Republican convention delegates voted last week adopt a platform plank, cautioning against the use of foreign law in U.S. courts. While jurists such as Supreme Court Justice Scalia have said that “foreign legal materials can never be relevant to an interpretation of the meaning of the U.S. Constitution,” and Justice Thomas has written that the Court should not “impose foreign moods, fads, or fashions on Americans,” other jurists have searched foreign legal sources to locate “evolving standards of decency that mark the progress of a maturing society.”

This GOP platform provision, however, represents something beyond concern over the practice of buttressing sketchy legal reasoning with extra-American sources; the GOP statement also objects to Sharia law or any other foreign legal code that threatens to creep into judicial decisions disguised as validated ethnic customs. As suggested, this admonition would apply when claims in a legal dispute are based upon cultural codes with deficient individual and civil right protections compared to American constitutional standards.
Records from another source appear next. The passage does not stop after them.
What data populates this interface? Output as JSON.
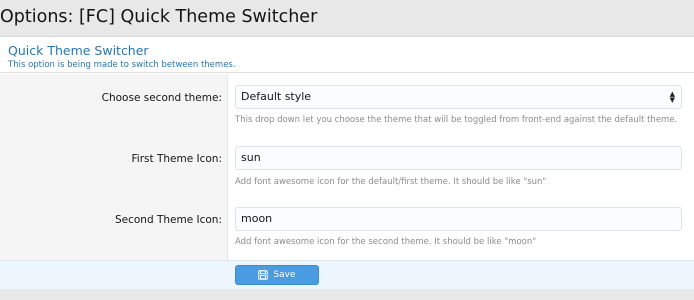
{
  "page": {
    "title": "Options: [FC] Quick Theme Switcher"
  },
  "panel": {
    "title": "Quick Theme Switcher",
    "description": "This option is being made to switch between themes."
  },
  "rows": [
    {
      "label": "Choose second theme:",
      "value": "Default style",
      "hint": "This drop down let you choose the theme that will be toggled from front-end against the default theme."
    },
    {
      "label": "First Theme Icon:",
      "value": "sun",
      "hint": "Add font awesome icon for the default/first theme. It should be like \"sun\""
    },
    {
      "label": "Second Theme Icon:",
      "value": "moon",
      "hint": "Add font awesome icon for the second theme. It should be like \"moon\""
    }
  ],
  "footer": {
    "save_label": "Save",
    "save_icon": "floppy-disk-icon"
  },
  "colors": {
    "accent": "#2577b1",
    "button": "#4b9be0",
    "footer_bg": "#edf6fd"
  }
}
The publicized New Jersey spousal abuse case first raised widespread alarm when a trial court judge refused to issue a restraining order against a husband despite the established record of domestic violence and assault (reversed on appeal). The judge ruled that the husband did not demonstrate sufficient legal criminal intent in light of an imam’s testimony that wives are required to comply with husbands’ sexual demands. The man’s wife, known in the opinion as S.D., was 17 on the day of her wedding and did not know the bridegroom before the marriage ceremony in Morocco.

Another case that presented the Sharia terms of a foreign marriage in an American court is that of Joohi Hosain. When Joohi left her marriage (under strict Sharia rules, wives are not generally allowed to sue for divorce), her husband in Pakistan sued for custody of their daughter, Joohi fled to America on a student visa with her daughter, and eventually presented her custody case in U.S. courts after her by-then-ex-husband pursued her to Maryland. Although Joohi explained that making an appearance in a Pakistani court would likely result in accusations of adultery and the possible punishment of whipping or stoning, the Maryland appellate court determined that even so, the mother had the notice and opportunity to be heard and was thus afforded proper due process. The Maryland Court of Special Appeals then deferred to the Pakistani ruling that it was in the best interest of the child for the father to have primary custody.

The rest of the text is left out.